Grenzen der Fürsorgepflicht eines funktionell unzuständigen Gerichts

Wird die Berufung in einer Wohnungseigentumssache entgegen der richtigen Rechtsmittelbelehrung beim falschen Landgericht eingelegt, kann jenes seine Unzuständigkeit nicht "ohne weiteres" bzw. "leicht und einwandfrei" erkennen. Es liegt laut Bundesgerichtshof grundsätzlich in der Verantwortung des Rechtsanwalts, die zutreffende Rechtsmittelbelehrung zu befolgen. Demgegenüber sei das Gericht nicht gehalten, die Fristversäumnis abzuwenden.
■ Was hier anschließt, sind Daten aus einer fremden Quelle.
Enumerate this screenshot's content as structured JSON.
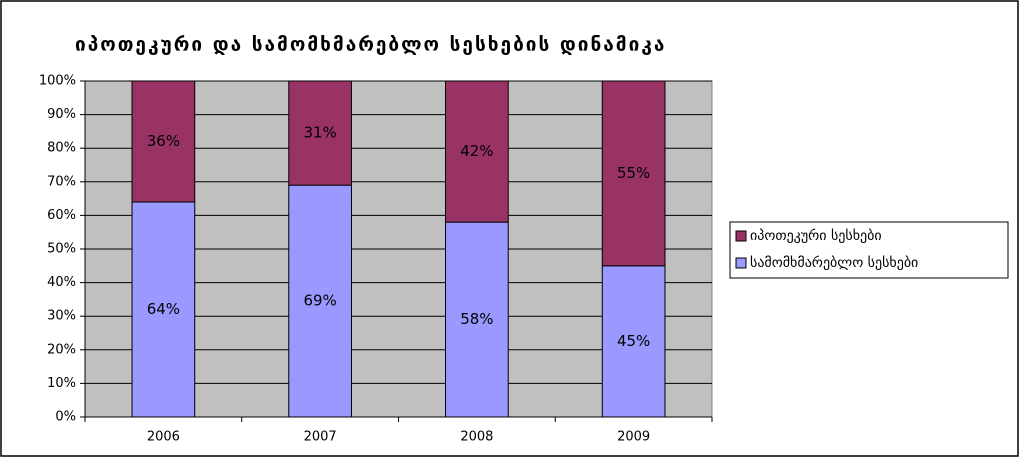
{
  "chart_data": {
    "type": "stacked_bar_100",
    "title": "იპოთეკური და სამომხმარებლო სესხების დინამიკა",
    "categories": [
      "2006",
      "2007",
      "2008",
      "2009"
    ],
    "series": [
      {
        "name": "იპოთეკური სესხები",
        "color": "#993366",
        "values": [
          36,
          31,
          42,
          55
        ],
        "value_labels": [
          "36%",
          "31%",
          "42%",
          "55%"
        ]
      },
      {
        "name": "სამომხმარებლო სესხები",
        "color": "#9999ff",
        "values": [
          64,
          69,
          58,
          45
        ],
        "value_labels": [
          "64%",
          "69%",
          "58%",
          "45%"
        ]
      }
    ],
    "ylim": [
      0,
      100
    ],
    "yticks": [
      {
        "value": 0,
        "label": "0%"
      },
      {
        "value": 10,
        "label": "10%"
      },
      {
        "value": 20,
        "label": "20%"
      },
      {
        "value": 30,
        "label": "30%"
      },
      {
        "value": 40,
        "label": "40%"
      },
      {
        "value": 50,
        "label": "50%"
      },
      {
        "value": 60,
        "label": "60%"
      },
      {
        "value": 70,
        "label": "70%"
      },
      {
        "value": 80,
        "label": "80%"
      },
      {
        "value": 90,
        "label": "90%"
      },
      {
        "value": 100,
        "label": "100%"
      }
    ],
    "grid": true,
    "legend": "right",
    "plot_background": "#c0c0c0"
  }
}
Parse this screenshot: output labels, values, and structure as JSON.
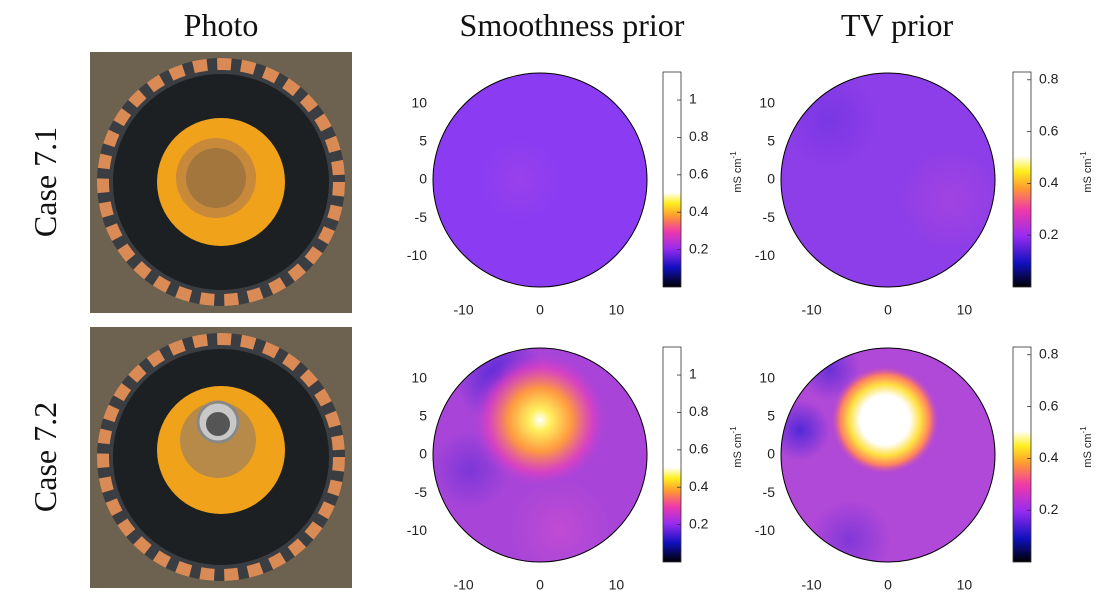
{
  "columns": [
    "Photo",
    "Smoothness prior",
    "TV prior"
  ],
  "rows": [
    {
      "label": "Case 7.1"
    },
    {
      "label": "Case 7.2"
    }
  ],
  "axes": {
    "xlim": [
      -14,
      14
    ],
    "ylim": [
      -14,
      14
    ],
    "xticks": [
      -10,
      0,
      10
    ],
    "yticks": [
      10,
      5,
      0,
      -5,
      -10
    ]
  },
  "colorbars": [
    {
      "lim": [
        0,
        1.15
      ],
      "ticks": [
        0.2,
        0.4,
        0.6,
        0.8,
        1
      ]
    },
    {
      "lim": [
        0,
        0.83
      ],
      "ticks": [
        0.2,
        0.4,
        0.6,
        0.8
      ]
    }
  ],
  "colorbar_unit": {
    "base": "mS cm",
    "exp": "-1"
  }
}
Rechtsmittel beim falschen Landgericht eingelegt

Eine Wohnungseigentümergemeinschaft verlangte von ihrer ehemaligen Verwalterin die Herausgabe von Verwaltungsunterlagen. Das AG Essen gab der Klage weitgehend statt und stellte seine Entscheidung der Verwalterin am 28.08.2020 zu. Die Berufung der Beklagten ging am 21.09.2020 beim LG Essen ein. Und das, obwohl in der Rechtsmittelbelehrung das LG Dortmund als zuständiges Rechtsmittelgericht bezeichnet war. Daraufhin nahm die Dienstleisterin ihre Berufung zurück, legte sie beim LG Dortmund ein und beantragte die Wiedereinsetzung. Eingegangen waren die Schriftstücke dort verspätet am 27.10.2020. Die Dortmunder Richter wiesen den Antrag zurück und verwarfen das Rechtsmittel als unzulässig, da die Fristversäumnis auf einem Verschulden des Prozessbevollmächtigten der Beklagten (§§ 85 Abs. 1, 233 Satz 1 ZPO) beruhe. Zwar sei der dortigen Geschäftsstelle am 28.09.2020 - dem Tag des Fristablaufs - aufgefallen, dass in der Rechtsmittelbelehrung das LG Dortmund als zuständiges Berufungsgericht bezeichnet werde. Es sei aber ausreichend gewesen, die Akte mit einem entsprechenden Vermerk im üblichen Geschäftsgang an den zuständigen Richter weiterzuleiten. Auch die Rechtsbeschwerde scheiterte beim BGH.

Hohe anwaltliche Sorgfaltsanforderungen

Dem stimmte der V. Zivilsenat zu. Die Berufung habe fristwahrend nur bei dem LG Dortmund als dem von der Regelung des § 72 Abs. 2 GVG a.F. vorgegebenen Berufungsgericht eingelegt werden können. Denn bei einer Klage auf Herausgabe von Verwaltungsunterlagen handele es sich um eine Wohnungseigentumssache (§ 72 Abs. 2 Satz 1 GVG a.F. in Verbindung mit § 43 Nr. 3 WEG a.F.). Der BGH betonte, dass der Prozessbevollmächtigte der Beklagten den hohen Sorgfaltsanforderungen schon deshalb nicht gerecht geworden ist, weil er die zutreffende Rechtsmittelbelehrung nicht befolgte. Zu Recht habe das LG Dortmund entschieden, dass das funktionell unzuständige LG Essen nicht aufgrund der prozessualen Fürsorgepflicht gehalten war, durch Hinweise oder andere geeignete Maßnahmen eine Fristversäumung des Rechtsmittelführers zu verhindern. Selbst wenn die Berufungsschrift dem zuständigen Richter vor Fristablauf vorgelegen und er die Rechtsmittelbelehrung bemerkt hätte, wäre er nicht verpflichtet gewesen, die funktionelle Zuständigkeit in diesem Verfahrensstadium zu prüfen.

BGH, Beschluss vom 09.12.2021 - V ZB 12/21

Redaktion beck-aktuell, 25. Januar 2022.